Myanmar’s major export to India is beans and pulses. Recently, the Indian government placed restrictions on imports of pigeon pea, green gram and black gram in an effort to prop up prices for domestic producers. This has caused concern in Myanmar, particularly considering the likely impact on farmers.
It appears to be just a temporary blip in economic relations. In a joint statement issued during Modi’s visit, the two countries said they “emphasised the need to improve market access by removing all trade barriers with a view to facilitate trade”. This suggests that India will soon remove the restrictions on bean imports.
‘Act East’ policy
The ‘Act East’ policy embraced by Modi’s government is a more pro-active version of the ‘Look East’ policy unveiled by New Delhi in 1991 to strengthen ties with ASEAN members and serve as a counterweight to China’s influence in the region.
As part of its ‘Act East’ strategy, India plans to invite the leaders of the 10 ASEAN countries to New Delhi next year to attend a parade and celebrations marking Republic Day, on January 26.

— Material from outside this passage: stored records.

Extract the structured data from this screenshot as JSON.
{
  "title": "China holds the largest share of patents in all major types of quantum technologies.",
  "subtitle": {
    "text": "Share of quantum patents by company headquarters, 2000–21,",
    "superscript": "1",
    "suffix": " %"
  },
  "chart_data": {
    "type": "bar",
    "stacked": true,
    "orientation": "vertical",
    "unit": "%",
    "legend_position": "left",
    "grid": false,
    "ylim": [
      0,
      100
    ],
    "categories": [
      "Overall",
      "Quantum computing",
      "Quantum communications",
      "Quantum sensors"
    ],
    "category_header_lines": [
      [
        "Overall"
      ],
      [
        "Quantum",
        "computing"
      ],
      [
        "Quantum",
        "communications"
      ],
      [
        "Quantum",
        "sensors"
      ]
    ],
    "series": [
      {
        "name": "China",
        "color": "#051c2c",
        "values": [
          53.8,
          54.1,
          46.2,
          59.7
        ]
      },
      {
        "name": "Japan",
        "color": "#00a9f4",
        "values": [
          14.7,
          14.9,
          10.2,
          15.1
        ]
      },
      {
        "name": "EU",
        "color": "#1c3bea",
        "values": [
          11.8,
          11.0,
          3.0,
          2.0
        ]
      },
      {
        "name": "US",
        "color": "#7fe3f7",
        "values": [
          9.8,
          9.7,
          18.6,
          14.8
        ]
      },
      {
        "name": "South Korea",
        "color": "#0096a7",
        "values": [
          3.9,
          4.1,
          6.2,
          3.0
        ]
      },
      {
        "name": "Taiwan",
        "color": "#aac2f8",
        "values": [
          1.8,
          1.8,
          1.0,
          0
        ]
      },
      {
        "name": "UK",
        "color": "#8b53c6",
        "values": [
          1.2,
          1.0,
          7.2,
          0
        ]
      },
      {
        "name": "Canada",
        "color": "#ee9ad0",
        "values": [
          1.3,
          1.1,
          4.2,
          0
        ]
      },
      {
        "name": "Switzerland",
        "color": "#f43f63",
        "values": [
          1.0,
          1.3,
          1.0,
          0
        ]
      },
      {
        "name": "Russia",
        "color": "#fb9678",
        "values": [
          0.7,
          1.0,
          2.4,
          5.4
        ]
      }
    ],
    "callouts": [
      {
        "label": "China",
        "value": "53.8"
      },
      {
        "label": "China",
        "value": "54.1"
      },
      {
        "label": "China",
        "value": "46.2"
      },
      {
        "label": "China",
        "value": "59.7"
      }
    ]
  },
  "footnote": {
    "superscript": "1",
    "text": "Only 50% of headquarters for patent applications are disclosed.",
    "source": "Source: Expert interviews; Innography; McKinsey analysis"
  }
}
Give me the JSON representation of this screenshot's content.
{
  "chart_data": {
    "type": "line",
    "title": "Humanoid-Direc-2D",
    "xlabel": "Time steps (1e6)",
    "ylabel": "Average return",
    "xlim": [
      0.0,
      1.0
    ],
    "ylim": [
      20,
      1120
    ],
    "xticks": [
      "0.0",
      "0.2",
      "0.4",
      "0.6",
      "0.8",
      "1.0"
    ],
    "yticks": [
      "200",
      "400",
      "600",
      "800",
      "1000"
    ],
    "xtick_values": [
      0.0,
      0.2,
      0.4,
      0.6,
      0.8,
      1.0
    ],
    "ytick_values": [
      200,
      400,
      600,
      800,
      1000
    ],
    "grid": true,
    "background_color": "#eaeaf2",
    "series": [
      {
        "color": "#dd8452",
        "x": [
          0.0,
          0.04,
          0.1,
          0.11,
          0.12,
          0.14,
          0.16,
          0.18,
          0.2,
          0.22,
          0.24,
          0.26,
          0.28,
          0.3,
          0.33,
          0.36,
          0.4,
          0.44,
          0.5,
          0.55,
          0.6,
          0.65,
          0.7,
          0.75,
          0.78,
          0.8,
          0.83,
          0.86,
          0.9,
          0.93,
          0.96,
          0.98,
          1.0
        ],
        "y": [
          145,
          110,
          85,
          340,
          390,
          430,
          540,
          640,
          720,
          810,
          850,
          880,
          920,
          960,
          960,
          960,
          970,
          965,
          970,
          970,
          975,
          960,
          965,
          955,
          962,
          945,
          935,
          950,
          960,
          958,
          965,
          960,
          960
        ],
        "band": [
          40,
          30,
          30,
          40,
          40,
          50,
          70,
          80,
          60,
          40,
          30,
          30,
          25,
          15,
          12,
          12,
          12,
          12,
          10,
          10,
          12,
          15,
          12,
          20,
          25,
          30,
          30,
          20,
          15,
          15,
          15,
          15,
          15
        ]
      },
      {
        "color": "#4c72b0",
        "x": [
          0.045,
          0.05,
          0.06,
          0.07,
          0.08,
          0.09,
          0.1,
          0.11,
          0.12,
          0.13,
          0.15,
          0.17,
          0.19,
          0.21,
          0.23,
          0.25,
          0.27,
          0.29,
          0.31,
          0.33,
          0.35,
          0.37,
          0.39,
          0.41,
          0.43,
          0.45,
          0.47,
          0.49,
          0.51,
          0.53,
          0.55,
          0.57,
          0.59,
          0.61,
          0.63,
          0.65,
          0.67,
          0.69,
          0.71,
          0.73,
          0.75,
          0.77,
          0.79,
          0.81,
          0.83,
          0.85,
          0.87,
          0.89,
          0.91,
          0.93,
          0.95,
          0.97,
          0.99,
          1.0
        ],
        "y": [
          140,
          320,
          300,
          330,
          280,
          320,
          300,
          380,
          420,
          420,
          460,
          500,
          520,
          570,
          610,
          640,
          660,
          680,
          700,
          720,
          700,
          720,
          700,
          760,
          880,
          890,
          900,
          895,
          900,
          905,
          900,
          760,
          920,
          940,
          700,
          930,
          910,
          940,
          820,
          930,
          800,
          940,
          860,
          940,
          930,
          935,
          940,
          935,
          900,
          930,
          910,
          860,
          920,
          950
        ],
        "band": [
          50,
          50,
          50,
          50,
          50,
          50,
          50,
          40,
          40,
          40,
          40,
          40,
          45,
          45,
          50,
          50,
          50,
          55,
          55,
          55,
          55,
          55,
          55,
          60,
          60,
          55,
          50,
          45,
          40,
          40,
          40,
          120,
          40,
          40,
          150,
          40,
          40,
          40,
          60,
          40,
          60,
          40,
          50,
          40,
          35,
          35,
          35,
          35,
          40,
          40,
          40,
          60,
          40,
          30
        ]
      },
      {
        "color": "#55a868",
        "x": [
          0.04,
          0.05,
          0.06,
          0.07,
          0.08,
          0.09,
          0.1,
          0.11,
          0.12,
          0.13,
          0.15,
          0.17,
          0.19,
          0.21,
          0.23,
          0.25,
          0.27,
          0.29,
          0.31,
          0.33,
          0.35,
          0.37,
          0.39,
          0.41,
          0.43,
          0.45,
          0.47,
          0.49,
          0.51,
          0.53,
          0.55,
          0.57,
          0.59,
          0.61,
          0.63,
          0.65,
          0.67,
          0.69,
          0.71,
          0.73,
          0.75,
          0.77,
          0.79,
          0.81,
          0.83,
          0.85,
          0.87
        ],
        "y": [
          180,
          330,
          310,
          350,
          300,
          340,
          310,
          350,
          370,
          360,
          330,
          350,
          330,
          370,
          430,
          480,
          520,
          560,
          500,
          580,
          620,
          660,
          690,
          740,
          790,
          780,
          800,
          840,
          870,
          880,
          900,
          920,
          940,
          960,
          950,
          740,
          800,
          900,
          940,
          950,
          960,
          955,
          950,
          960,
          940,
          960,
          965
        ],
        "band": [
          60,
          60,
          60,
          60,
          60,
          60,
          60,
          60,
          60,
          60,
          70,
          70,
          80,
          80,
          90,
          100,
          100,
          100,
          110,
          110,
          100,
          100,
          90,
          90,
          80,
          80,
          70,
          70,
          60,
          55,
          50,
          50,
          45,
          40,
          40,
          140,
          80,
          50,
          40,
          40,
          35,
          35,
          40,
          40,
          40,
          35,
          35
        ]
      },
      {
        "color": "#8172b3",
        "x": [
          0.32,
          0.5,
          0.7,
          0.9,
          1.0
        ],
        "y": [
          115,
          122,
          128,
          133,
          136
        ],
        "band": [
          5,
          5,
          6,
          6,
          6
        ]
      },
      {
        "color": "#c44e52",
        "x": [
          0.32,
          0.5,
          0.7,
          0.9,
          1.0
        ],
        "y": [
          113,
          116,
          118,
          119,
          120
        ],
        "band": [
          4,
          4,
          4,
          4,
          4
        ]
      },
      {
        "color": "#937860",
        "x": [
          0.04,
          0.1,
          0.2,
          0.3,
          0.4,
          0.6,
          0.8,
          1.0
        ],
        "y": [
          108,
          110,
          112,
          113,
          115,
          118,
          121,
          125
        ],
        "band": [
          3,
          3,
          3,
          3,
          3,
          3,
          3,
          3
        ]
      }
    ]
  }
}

India also hosted the joint study group of the Bangladesh-China-India-Myanmar Economic Corridor (BCIM) for its third meeting in Kolkata in April. The head of the Myanmar delegation, U Win Lwin – the chief engineer in the Ministry of Construction’s Department of Highways – said at the meeting that the corridor would boost trade by opening land-locked areas. Myanmar will host the next JSG meeting in 2018.
Ms Preeti Saran, secretary of India’s Ministry of External Relations, further underlined New Delhi’s commitment to “Act East” when she told journalists from the 10 ASEAN countries on July 3 that it was keen to increase ties through trade and cultural exchanges.
At the Delhi Dialogue on July 4, Minister for the State Counsellor’s Office U Kyaw Tint Swe said Myanmar would fully cooperate with India on security and combatting terrorism.
During Min Aung Hlaing’s visit, Modi emphasised that Myanmar was a “key pillar” of the “Act East” policy. The comment showed that India wants to implement the policy by allying with Myanmar.
India has been working to build closer ties with Myanmar since 2012 when Mr Manmohan Singh became the first prime minister to visit its neighbour in 25 years.
President U Thein Sein had paved the way for the visit when he travelled to India to meet Singh in 2011. In October last year, Aung San Suy Kyi visited India and signed three key agreements.
During his recent visit, Modi said Myanmar was a “special” neighbour for a number of reasons, including linkages between religion and culture and for being “a land bridge that connects India with Southeast Asia”.
The visit was a major turning point in relations between India and Myanmar, and particularly for the Tatmadaw’s interest in countering China’s regional influence.
There may be several motivating factors for the blossoming relationship between India and Myanmar, but the major reason for both countries is to counterbalance China.